Monday, September 10, 2012

PUBLISHED, PRINTED AND REVIEWED

TODAY my book -- published and printed was delivered! And, the following review by Pat Maslowski was printed in the publisher's newsletter.

Tree Lines, A Memoir --- There are few books that I will reread in my life, but Mim Neal’s Tree Lines is one I will keep on the shelf near my bed so I can reread those passages that are poetry, philosophy, wisdom and prayer.
     There’s a reason memoir is so popular. With every new generation, many lose their connection to family, place, ritual, folklore and wisdom. Who are we? How shall we be? What is my purpose? What is my life’s meaning?
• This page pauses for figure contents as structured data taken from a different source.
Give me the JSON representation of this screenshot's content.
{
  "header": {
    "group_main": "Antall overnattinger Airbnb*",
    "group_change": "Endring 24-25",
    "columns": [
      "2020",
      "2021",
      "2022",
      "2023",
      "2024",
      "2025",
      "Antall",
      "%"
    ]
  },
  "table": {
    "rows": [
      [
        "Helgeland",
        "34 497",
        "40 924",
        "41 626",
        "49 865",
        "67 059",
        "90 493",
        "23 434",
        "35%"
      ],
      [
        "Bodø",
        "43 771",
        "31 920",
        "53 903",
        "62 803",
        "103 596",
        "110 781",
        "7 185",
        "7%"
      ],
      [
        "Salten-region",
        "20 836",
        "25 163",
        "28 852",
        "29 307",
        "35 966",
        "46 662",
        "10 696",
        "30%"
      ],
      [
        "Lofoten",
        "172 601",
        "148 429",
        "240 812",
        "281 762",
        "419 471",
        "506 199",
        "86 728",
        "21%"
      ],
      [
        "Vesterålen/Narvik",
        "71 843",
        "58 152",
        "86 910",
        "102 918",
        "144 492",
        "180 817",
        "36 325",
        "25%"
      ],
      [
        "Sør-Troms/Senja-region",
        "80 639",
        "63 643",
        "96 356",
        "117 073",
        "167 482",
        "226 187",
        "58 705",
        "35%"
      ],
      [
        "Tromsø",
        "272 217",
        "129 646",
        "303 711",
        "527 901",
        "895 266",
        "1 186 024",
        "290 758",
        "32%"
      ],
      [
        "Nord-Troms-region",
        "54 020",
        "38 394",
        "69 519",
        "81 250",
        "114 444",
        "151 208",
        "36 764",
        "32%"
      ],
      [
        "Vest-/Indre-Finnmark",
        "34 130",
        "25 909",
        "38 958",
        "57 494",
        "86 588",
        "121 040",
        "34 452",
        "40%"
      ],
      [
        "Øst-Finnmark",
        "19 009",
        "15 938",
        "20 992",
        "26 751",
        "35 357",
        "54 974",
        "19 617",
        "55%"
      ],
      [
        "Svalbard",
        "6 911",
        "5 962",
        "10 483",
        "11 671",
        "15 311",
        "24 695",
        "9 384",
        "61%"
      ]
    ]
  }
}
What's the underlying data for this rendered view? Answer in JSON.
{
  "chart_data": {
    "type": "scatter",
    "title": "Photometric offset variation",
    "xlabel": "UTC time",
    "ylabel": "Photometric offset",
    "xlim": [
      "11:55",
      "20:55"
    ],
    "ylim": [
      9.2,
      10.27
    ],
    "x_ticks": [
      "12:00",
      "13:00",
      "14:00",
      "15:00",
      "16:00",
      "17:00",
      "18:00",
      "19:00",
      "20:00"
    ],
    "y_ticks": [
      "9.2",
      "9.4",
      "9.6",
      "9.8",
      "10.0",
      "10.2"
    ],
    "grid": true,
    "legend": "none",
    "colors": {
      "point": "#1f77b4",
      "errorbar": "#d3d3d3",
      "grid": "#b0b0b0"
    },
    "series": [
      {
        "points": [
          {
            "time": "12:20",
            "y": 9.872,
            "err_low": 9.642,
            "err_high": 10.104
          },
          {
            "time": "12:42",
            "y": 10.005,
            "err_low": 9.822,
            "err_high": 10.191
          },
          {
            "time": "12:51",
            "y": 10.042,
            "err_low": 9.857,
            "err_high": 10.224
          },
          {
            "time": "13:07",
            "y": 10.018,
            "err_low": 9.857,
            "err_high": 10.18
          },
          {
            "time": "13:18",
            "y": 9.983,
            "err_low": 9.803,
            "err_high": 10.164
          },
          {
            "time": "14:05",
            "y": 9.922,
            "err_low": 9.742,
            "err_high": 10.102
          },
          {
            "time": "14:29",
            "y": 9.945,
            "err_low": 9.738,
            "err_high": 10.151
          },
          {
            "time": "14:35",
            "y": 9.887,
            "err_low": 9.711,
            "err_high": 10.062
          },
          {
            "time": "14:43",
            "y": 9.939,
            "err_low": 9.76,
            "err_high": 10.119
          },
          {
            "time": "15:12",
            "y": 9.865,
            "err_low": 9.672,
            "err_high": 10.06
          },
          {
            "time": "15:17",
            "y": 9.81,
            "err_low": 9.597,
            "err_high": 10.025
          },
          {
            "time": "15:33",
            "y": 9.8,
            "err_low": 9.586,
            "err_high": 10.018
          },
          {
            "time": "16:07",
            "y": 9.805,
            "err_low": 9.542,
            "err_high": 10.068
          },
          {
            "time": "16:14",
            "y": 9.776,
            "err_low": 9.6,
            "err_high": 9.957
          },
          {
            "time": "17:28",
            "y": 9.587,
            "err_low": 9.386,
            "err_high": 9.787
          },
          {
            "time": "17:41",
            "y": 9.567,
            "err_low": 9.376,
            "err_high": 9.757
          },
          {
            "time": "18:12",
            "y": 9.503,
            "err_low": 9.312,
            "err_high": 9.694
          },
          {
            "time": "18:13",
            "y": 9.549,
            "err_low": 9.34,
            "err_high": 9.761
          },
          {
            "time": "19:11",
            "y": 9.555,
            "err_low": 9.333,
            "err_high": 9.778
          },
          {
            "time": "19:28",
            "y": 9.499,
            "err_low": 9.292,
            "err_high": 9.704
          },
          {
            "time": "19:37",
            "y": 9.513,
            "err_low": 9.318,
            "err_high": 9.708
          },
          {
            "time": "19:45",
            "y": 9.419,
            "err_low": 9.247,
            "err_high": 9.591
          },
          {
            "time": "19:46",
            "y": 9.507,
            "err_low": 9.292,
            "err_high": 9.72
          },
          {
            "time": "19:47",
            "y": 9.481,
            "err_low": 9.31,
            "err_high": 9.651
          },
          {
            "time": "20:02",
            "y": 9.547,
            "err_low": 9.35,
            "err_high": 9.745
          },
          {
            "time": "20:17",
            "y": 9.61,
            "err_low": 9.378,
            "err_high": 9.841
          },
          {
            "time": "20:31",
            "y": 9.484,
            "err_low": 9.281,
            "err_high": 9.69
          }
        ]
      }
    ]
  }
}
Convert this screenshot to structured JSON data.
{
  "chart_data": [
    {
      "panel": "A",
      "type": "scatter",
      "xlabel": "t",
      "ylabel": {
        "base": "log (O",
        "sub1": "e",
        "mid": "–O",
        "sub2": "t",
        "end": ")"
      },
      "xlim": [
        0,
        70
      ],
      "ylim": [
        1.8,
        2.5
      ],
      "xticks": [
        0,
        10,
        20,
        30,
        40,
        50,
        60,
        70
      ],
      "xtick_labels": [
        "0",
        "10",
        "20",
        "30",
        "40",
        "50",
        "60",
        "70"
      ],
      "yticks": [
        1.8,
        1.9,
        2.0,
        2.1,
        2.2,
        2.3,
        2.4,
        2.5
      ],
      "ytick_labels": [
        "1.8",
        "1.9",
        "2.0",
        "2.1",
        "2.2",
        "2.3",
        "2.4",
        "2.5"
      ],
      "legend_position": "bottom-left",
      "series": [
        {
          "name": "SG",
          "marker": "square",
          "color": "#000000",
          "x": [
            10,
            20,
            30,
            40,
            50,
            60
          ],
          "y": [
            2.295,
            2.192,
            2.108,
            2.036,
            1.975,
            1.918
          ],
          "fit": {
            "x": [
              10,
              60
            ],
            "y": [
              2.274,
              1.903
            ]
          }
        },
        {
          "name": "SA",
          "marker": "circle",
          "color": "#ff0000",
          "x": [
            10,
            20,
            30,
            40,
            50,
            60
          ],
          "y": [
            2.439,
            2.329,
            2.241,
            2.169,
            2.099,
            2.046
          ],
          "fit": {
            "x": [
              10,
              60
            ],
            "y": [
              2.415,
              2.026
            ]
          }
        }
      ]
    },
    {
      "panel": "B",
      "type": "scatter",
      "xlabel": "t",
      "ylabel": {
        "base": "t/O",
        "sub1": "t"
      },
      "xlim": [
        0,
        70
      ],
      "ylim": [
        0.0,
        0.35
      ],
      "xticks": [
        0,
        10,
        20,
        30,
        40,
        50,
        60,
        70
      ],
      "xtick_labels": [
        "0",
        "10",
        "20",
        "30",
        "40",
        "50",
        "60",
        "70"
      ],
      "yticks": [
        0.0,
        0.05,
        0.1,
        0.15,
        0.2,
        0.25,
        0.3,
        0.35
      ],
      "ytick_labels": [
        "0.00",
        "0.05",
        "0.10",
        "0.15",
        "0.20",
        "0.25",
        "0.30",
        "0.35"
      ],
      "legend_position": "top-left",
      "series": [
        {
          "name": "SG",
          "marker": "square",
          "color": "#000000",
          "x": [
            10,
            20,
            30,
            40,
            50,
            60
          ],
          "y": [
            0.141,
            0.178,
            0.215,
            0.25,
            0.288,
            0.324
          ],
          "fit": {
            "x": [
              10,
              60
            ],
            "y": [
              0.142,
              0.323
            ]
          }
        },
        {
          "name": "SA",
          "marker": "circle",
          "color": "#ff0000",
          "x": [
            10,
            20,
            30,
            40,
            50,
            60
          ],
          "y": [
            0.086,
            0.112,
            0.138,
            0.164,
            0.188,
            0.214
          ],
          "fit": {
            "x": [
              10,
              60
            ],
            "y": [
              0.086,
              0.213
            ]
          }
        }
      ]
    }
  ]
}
These questions pulse despite the blare, hurry, distraction and commercialism in which we are enveloped, and memoir offers some helpful attempts at answers.
     I’ve read that culture is the air we breathe, and I agree. To experience another culture is to learn to breathe in different air. Mim Neal is an extraordinary woman who does just that. From a traditional middle class, Protestant background, she marries, has two children and is a stay at home mother. In her thirties the culture shifts, the air changes, and the author realizes her marriage is destructive, her husband controlling and emotionally abusive.
    Her divorce is the exit from the oxygen-rich conformity prevalent in American culture in the 40s, 50s, 60s, and even 70s. Suddenly she’s at high altitude; the air is thin, and there’s no turning back. Her struggles to support her family alone, her sense of duty and obligation, her aspirations as a writer and her understanding of who she is as a spiritual being are all related so candidly and vividly I had a sense I knew her as well as I know myself. Her memoir brings the reader into the immediacy of her personal life as well as her work life, which as Director of Media for Rotary International includes trips to Brazil, Guatemala, Japan, South Korea, Africa and Switzerland.
   Fully present and engaged, Mim Neal shows us what she experiences and seeks. We become seekers with her. What is our place on this planet? What do our relationships with people, earth, plants, animals and ancient wisdom mean? She is not afraid to experience other cultures, other places, but she is also aware of her self-doubt, guilt and feelings of inadequacy. She discovers a spiritual path that joins traditions from Buddhism, to Islam, to Christianity, to Native American belief systems. She participates in vision quests. She promotes an event that includes Nelson Mandela and the Dalai Lama. She visits ancient, sacred sites such as Hiroshima and Nara in Japan and Table Mountain in South Africa. The air becomes rich with diversity instead of conformity.
   Her memoir is not just the narrative of a woman’s life; it is also the narrative of a human quest to understand our place on the planet, to find holiness. She offers the reader an examined life, a hard-won wisdom we need now—a new way to breathe.